Lo que quiero decir es que necesito cerveza.

Son las dos de la tarde… Y mis amigas estarán liberándose del primer día de su último curso de instituto. Día que yo ya viví hace un año, y que echo rematadamente en falta. Decido enviarle, para probar suerte, un mensaje a Will. Quizás les apetezca regar el aburrimiento con cebada.


Will, vamos a tomarnos unas cervezas

donde siempre, llama a las demás.

Me dirijo hacia el bar. No importa que no me hayan contestado; nunca rechazarían un par de cañas. En unos diez minutos, las tendré a mi verita.

Queda una semana. Supongo que tengo que atesorar estos momentos. Que puede que ésta sea la última cerveza espontánea, que quizás a partir de ahora tenga que planearlo todo con una insoportable antelación. Pienso en mis amigas, en todo lo que está apunto de cambiar… y en lo que ya ha cambiado.

Cuando conocí a Will, ella me odiaba. Es gracioso, pero es así. Después comenzamos a hablar, de forma más o menos espontánea (¿qué voy a esperar yo ahora de la espontaneidad?). Descubrí en ella la persona más inocente que jamás haya tenido delante. Y también, sin duda, la más encantadora. Así de simple. Tiene siempre guardadas un par de buenas palabras para quien lo necesite, y vive con el terrible miedo de que estas palabras no susciten nada. Tiene una imaginación totalmente desbordante, y las manos más frías que jamás haya visto (porque el frío de sus manos también se ve). Es, en fin, una de esas personas que se encuentran una vez cada cien años. Un poco cursi, pero a la vez capaz de aguantar el dolor para no contagiarlo. Y éste es, sinceramente, el mejor atributo que esta pelirroja un poco loca tiene. Que nunca haría mal a nadie, ni dejaría que nadie se sintiese mal por su culpa.

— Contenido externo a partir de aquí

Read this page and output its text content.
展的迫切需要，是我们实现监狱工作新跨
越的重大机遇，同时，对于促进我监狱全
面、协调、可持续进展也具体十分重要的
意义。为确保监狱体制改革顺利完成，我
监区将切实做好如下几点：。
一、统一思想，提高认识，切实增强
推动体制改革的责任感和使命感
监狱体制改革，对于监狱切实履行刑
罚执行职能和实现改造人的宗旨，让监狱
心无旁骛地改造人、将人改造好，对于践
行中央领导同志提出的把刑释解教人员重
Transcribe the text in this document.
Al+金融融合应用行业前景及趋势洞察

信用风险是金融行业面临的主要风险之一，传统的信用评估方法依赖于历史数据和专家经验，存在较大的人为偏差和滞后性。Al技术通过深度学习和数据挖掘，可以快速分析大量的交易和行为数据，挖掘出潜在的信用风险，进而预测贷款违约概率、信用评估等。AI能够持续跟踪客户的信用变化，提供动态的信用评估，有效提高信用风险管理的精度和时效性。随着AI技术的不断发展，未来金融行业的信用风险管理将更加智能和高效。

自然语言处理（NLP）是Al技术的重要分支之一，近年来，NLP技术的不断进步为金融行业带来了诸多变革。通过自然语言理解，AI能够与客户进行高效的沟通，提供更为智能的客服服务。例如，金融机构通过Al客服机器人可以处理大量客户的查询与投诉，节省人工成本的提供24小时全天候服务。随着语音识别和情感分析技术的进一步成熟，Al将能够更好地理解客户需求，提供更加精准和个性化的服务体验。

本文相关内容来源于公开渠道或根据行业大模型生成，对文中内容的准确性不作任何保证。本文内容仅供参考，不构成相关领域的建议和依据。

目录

En realidad, no comenzamos a hablar de forma espontánea. Fue culpa de Prunella, Prunella Addle. Sabía que ella no me soportaba, y quiso juntarnos para que, básicamente, nos tirásemos de los pelos. La verdad es que Prunella, por norma general, es un poco cabrona. Pero no lo lleva al extremo. Quiero decir, es una de esas personas que te pinchan pero que jamás te dejarían caer, ni siquiera asomarte al precipicio. Alguien, además, con un mundo interior sorprendentemente productivo. Nunca sabes de qué te va a hablar. De física cuántica, de Poe o de la reproducción de las mariposas.

Prunella tiene una hermana melliza. Se llama Rosalind. Me gusta tenerla cerca, porque es alguien que aporta sosiego. Es, quizás, la parte coherente de cualquier compendio de seres humanos ligeramente lunáticos. Sin embargo, nunca termino de conocerla. Si el mundo interior de Prunella es productivo, el de Rosalind es sorprendente. Porque sólo deja ver pedacitos. Tengo la sensación de que en cualquier momento el universo que Rosalind alberga entre las costillas puede estallar, y que de dentro saldrá, sin duda, algo que cause orgullo a todo el que la tiene cerca. Además, es la única persona que aguanta a Will cuando está borracha.

Después está Aileen (Tomasa, Catedrala). No sé cuántas carcajadas me habrá sacado. También me parece alguien con muchísima capacidad de sorpresa. Inteligente hasta las trancas y con la virtud de ver algo criticable en cualquier cosa. Y original. Soy incapaz de aburrirme si la tengo cerca. Con ella puedo hablar de cualquier cosa: de política, de literatura, de vecinas que se visten con abrigos dignos del plumaje del cuervo… Siempre he pensado que Aileen llegará lejos. Que dentro de poco despuntará, y conseguirá lo que le dé la gana. Ella es quien normalmente me aguanta a mí cuando bebo. Pero sólo si ella también ha bebido, naturalmente.

Dentro de una semana todo cambiará. Y estos encuentros fortuitos serán cosa del fin de semana. No sé, me da un poco de miedo.

Pero es lo que quiero. Me toca comenzar la universidad. Me toca vivir. No me toca acomodarme, sino caminar hacia delante.

Me siento en el bar, en la mesa de siempre, y suspiro. Las muy idiotas no han llegado. Imagino a Will caminando a paso de tortuga.

Ay, Will, machito mío. Quien te recibiera con una bandera multicolor.


Soy Ross. Con doble S, por si una se me pierde.